Another issue I have had is debating whether or not I need medication. It has been 18 years since I experimented with Ritalin and there have been many advancements in medicine for those who suffer from ADD. I have seen the effects firsthand. My 11-year-old brother, Devon, has also been diagnosed with ADD (though he fortunately has a normal rate of speech), and has been taking Focalin daily before he goes to school.
Un-medicated, Devon is a very hyper individual who has an endless amount of energy (much like myself when I was younger.) When he is using Focalin, however, his attention span is increased and he is calmer.
My mother and I have argued previously over whether or not I should try medication as well. Looking for my best interests, my mother believed that taking medication will help slow down my rate of speech, but I had a different opinion. Having experienced the effect of Ritalin first-hand, I feared that using medication would change my personality, and not necessarily for the better.
In the end, we came to the agreement that it ultimately was my decision as to whether or not I would take medicine. At the time, I was over the age of 18 and the decision ultimately was mine.
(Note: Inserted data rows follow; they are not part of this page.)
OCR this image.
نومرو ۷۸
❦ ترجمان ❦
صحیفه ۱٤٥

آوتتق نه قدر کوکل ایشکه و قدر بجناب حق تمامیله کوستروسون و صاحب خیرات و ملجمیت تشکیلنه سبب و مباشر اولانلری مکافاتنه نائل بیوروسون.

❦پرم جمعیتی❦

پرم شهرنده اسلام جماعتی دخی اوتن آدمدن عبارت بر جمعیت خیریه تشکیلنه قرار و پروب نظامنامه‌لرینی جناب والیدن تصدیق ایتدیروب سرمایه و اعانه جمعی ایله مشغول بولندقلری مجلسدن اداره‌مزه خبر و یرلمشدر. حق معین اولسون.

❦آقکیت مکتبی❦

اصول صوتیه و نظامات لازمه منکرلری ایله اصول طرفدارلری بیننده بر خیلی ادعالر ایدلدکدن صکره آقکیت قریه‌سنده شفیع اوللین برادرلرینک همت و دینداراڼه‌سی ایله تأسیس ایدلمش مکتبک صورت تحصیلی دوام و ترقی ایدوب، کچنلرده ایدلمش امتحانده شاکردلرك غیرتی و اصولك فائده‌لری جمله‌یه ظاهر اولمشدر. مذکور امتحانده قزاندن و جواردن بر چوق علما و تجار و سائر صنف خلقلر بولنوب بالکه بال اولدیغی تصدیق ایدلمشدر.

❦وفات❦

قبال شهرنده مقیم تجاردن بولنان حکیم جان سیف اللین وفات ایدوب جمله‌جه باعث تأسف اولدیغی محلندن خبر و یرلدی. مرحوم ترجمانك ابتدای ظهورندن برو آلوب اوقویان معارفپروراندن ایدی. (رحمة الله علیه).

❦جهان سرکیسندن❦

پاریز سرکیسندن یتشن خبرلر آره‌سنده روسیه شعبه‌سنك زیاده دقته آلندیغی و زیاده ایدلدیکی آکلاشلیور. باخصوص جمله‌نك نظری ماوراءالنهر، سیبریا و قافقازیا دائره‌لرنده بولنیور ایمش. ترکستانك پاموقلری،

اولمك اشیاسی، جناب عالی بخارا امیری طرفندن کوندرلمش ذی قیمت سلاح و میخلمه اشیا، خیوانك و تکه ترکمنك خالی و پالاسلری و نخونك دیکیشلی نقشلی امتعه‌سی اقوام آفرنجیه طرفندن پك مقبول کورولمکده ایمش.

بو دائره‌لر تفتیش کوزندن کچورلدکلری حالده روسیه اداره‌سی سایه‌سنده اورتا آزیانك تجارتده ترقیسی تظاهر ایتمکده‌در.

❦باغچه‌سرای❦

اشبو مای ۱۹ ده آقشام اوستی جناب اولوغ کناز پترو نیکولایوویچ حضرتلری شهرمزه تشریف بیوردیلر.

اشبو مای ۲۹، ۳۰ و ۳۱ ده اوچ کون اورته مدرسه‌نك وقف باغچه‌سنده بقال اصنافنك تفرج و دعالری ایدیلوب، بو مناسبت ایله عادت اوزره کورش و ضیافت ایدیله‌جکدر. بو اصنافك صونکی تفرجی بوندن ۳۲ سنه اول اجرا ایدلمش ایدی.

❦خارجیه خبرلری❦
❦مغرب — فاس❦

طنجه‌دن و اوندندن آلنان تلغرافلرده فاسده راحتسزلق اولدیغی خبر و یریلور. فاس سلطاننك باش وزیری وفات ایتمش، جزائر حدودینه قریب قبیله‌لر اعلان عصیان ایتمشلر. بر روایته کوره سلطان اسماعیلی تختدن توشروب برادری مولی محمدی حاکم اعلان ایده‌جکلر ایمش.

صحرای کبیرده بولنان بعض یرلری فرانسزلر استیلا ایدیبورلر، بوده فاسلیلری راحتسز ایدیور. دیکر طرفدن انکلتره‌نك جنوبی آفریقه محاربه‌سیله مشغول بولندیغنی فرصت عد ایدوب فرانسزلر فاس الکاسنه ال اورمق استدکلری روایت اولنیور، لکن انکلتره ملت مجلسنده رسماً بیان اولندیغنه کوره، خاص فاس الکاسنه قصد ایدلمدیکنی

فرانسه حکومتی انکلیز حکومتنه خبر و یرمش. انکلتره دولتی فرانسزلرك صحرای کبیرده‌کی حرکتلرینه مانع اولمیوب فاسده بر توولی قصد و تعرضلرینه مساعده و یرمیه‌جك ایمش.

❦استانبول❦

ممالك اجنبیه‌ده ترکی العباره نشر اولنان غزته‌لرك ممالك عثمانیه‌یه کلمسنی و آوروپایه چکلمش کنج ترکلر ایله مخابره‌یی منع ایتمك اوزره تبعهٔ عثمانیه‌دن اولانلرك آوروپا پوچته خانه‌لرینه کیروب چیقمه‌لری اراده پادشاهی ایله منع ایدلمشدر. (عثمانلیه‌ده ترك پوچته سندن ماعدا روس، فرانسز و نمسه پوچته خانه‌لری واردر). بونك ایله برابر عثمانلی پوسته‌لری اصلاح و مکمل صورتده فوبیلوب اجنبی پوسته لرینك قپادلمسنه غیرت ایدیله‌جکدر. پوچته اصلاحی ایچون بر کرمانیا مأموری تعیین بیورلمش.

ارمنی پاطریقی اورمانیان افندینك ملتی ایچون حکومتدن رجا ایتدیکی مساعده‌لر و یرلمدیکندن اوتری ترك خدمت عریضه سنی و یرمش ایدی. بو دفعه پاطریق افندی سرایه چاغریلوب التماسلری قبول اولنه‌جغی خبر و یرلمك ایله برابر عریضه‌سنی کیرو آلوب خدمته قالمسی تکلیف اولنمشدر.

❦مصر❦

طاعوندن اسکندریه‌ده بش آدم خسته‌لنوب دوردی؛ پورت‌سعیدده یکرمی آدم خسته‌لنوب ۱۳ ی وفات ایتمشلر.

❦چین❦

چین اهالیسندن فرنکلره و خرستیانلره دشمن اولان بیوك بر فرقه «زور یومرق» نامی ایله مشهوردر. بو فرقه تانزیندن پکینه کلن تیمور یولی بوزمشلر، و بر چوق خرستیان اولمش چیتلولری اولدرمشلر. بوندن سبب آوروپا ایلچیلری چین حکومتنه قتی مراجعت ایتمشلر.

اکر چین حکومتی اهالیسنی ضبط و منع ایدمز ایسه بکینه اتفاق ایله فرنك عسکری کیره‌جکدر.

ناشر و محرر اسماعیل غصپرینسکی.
Living with ADD has become a double-edged sword. I have not only learned to live with the disorder, but to also use it towards my advantage. Multi-tasking has become easier for me and I am able to quickly handle tasks.
Dealing with the repercussions of a speech impediment as a child also gave me a thick skin, which is necessary in the advertising field that I one day hope to work in.
I am not bitter about the hand I was dealt, but I have instead learned to adapt and move on. Instead, I focus not only on overcoming my disorder, but focusing on my studies as well.